The filtered penetration steel target overload waveform is integrated once and twice. The time curves of the initial velocity and displacement (i.e., penetration depth) of the projectile are obtained, as shown in Figure 4a and b, respectively. In order to analyze the reliability of the measured data, the effective displacement of the projectile velocity and the measured displacement of the steel target velocity are obtained by comparing the penetration overload integral, and the acceleration values ​​measured by the two sensors are compared. The filtering frequency is 50 kHz. The analysis results are shown in Table 1.

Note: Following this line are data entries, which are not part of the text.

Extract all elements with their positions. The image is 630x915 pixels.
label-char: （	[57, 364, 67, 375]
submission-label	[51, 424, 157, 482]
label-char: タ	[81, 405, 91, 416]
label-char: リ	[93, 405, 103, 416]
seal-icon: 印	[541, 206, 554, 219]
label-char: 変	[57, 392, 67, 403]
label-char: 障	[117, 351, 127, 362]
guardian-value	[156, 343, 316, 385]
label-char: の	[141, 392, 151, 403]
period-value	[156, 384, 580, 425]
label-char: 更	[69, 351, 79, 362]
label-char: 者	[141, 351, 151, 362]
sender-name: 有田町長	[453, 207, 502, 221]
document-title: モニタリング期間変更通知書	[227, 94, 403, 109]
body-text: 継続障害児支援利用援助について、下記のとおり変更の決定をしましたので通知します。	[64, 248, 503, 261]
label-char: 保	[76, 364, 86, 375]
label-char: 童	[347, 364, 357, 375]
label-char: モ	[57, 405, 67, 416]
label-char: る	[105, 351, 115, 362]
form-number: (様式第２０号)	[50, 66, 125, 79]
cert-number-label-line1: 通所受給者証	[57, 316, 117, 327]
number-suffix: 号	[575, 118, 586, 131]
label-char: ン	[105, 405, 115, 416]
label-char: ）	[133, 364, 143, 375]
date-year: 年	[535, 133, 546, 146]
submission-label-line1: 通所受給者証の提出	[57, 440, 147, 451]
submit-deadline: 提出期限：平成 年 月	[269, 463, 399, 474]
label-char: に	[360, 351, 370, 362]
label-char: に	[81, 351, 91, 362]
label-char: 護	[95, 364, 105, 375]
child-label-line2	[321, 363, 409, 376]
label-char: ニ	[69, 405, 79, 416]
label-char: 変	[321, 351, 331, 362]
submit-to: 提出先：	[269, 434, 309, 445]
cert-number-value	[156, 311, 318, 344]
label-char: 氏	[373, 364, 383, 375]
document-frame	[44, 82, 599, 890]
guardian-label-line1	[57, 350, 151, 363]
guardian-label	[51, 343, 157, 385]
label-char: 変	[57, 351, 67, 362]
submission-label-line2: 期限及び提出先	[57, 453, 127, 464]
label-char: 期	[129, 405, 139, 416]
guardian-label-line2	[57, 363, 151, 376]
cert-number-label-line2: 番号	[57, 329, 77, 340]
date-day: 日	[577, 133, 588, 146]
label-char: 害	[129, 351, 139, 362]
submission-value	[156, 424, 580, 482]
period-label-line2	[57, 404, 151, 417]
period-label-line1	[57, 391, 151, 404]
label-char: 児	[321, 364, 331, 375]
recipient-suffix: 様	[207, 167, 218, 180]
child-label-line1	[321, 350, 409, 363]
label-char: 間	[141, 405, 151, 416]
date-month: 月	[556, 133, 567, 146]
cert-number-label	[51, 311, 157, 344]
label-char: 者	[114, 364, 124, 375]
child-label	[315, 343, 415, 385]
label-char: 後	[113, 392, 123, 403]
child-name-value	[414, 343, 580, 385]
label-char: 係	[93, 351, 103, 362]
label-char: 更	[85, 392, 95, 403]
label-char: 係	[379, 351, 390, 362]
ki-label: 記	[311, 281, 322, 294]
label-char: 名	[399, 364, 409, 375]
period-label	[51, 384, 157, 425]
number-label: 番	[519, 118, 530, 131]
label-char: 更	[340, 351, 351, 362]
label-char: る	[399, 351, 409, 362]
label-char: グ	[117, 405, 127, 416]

As shown in Table 1, in the steel target penetration test, the velocity error obtained by the first integration of the measured overload waveform is 2.4%, the displacement error obtained by the second integration is 9.1%, and the acceleration value compared with the 988 sensor has an error of 11.3%, which has good overload resistance. The experimental results show that the sensor has a beam fracture phenomenon during the penetration of the concrete target test.

4 Conclusion
The study of the penetration characteristics of high-g micro-acceleration sensors is of great significance to the research on the penetration mechanism of projectiles, weapon warhead design, and bullet shielding technology. This new type of micro-acceleration sensor obtained valuable data in the live-fire penetration experiment: (1) The high-range sensor can measure acceleration values ​​above 100,000 g in the steel target penetration experiment with a small error; (2) During the penetration of the steel target, the pulse width is small and the energy is small, so the sensor has good overload resistance; when penetrating the concrete target, the initial velocity of the bullet is large and the energy is large. Due to packaging reasons, the sensor beam breaks. (3) The beam breakage is mainly due to the deformation of the packaging shell under high overload conditions. Therefore, the packaging needs to be further improved.